Copyright © 2018 Albuquerque Journal
A man who released a fox from a foot-hold trap near Placitas recently has filed an appeal that seeks to have his record cleared of a criminal complaint made against him by the New Mexico Department of Game and Fish.
The complaint, filed Jan. 11 in Sandoval County magistrate court, charges Gary Miles with possession of a live furbearer. The charge, a misdemeanor, was dismissed without prejudice, meaning it could be refiled.
“I can’t believe they did this,” Miles said of the criminal complaint. “We should not be bullied for having an animal and trying to get it care.”
Miles, founder and owner of Placitas Animal Rescue, attempted, unsuccessfully, to get veterinary care for the fox after releasing it from the trap. He said the animal “escaped” after its left forefoot, which had been injured by the trap, healed.
On Thursday, Miles filed an appeal in Sandoval County’s 13th Judicial District Court asking that his record be cleared of the charge. Miles told the Journal he is especially upset about the complaint because online court records list the offense as “unlawful hunting and fishing.”
“I’m not against hunting and fishing if it is done properly,” he said. “But I don’t do it. It hurts my reputation because I’m in the animal-rescue business.”

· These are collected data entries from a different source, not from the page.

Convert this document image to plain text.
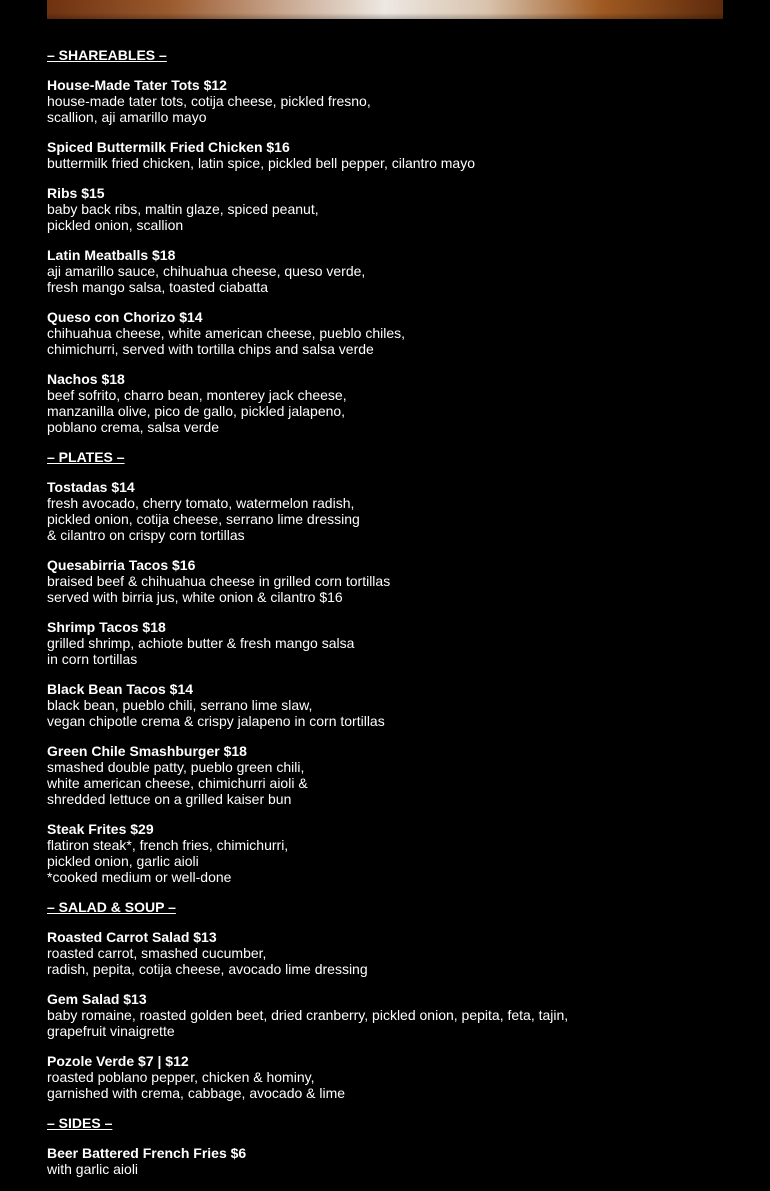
– SHAREABLES –
House-Made Tater Tots $12
house-made tater tots, cotija cheese, pickled fresno,
scallion, aji amarillo mayo
Spiced Buttermilk Fried Chicken $16
buttermilk fried chicken, latin spice, pickled bell pepper, cilantro mayo
Ribs $15
baby back ribs, maltin glaze, spiced peanut,
pickled onion, scallion
Latin Meatballs $18
aji amarillo sauce, chihuahua cheese, queso verde,
fresh mango salsa, toasted ciabatta
Queso con Chorizo $14
chihuahua cheese, white american cheese, pueblo chiles,
chimichurri, served with tortilla chips and salsa verde
Nachos $18
beef sofrito, charro bean, monterey jack cheese,
manzanilla olive, pico de gallo, pickled jalapeno,
poblano crema, salsa verde
– PLATES –
Tostadas $14
fresh avocado, cherry tomato, watermelon radish,
pickled onion, cotija cheese, serrano lime dressing
& cilantro on crispy corn tortillas
Quesabirria Tacos $16
braised beef & chihuahua cheese in grilled corn tortillas
served with birria jus, white onion & cilantro $16
Shrimp Tacos $18
grilled shrimp, achiote butter & fresh mango salsa
in corn tortillas
Black Bean Tacos $14
black bean, pueblo chili, serrano lime slaw,
vegan chipotle crema & crispy jalapeno in corn tortillas
Green Chile Smashburger $18
smashed double patty, pueblo green chili,
white american cheese, chimichurri aioli &
shredded lettuce on a grilled kaiser bun
Steak Frites $29
flatiron steak*, french fries, chimichurri,
pickled onion, garlic aioli
*cooked medium or well-done
– SALAD & SOUP –
Roasted Carrot Salad $13
roasted carrot, smashed cucumber,
radish, pepita, cotija cheese, avocado lime dressing
Gem Salad $13
baby romaine, roasted golden beet, dried cranberry, pickled onion, pepita, feta, tajin,
grapefruit vinaigrette
Pozole Verde $7 | $12
roasted poblano pepper, chicken & hominy,
garnished with crema, cabbage, avocado & lime
– SIDES –
Beer Battered French Fries $6
with garlic aioli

In his appeal, Miles writes that he has operated Placitas Animal Rescue for 30 years and has a reputation as a friend to all animals. He notes that the unlawful hunting and fishing charge could damage that reputation and negatively affect donations to his rescue operation.
Miles released the gray fox on Dec. 30 after being called by Placitas resident Lauri Dodge, who discovered the trapped animal while running in Las Huertas Canyon near Placitas.
People trap animals for their fur, which has commercial value, and trapping, with certain restrictions, is legal on public lands in New Mexico as long as the trapper is licensed.
It is illegal to release wildlife from a trap belonging to a licensed trapper.
Dan Williams, Game and Fish Department spokesman, said it is not known if the trap that snared this fox is legal because the trap was destroyed during the animal’s release, making it impossible to find trapper ID information required for all licensed traps.
But it is also illegal to possess live furbearers such as foxes.
Miles told the Journal he refused to surrender the fox to a Game and Fish conservation officer because he was concerned the animal would be destroyed. Williams said Game and Fish filed the criminal complaint because Miles not only broke the law by having the animal in his possession but also declined to turn over the fox “when given the chance to be reasonable.”
Miles also was served with a warning citation for releasing and retaining a fox and interfering with a foot-hold trap. Dodge received a warning citation for interfering with a foot-hold trap. Both said the experience has made them determined to work to change New Mexico trapping laws.
Dodge, a health care professional, said if she ever again finds a trapped animal, she will call for help to get it released.
“I could not walk past a sick or suffering animal without trying to help,” she said. “We need to work to get rid of these archaic and barbaric laws. New Mexico needs to be more progressive.”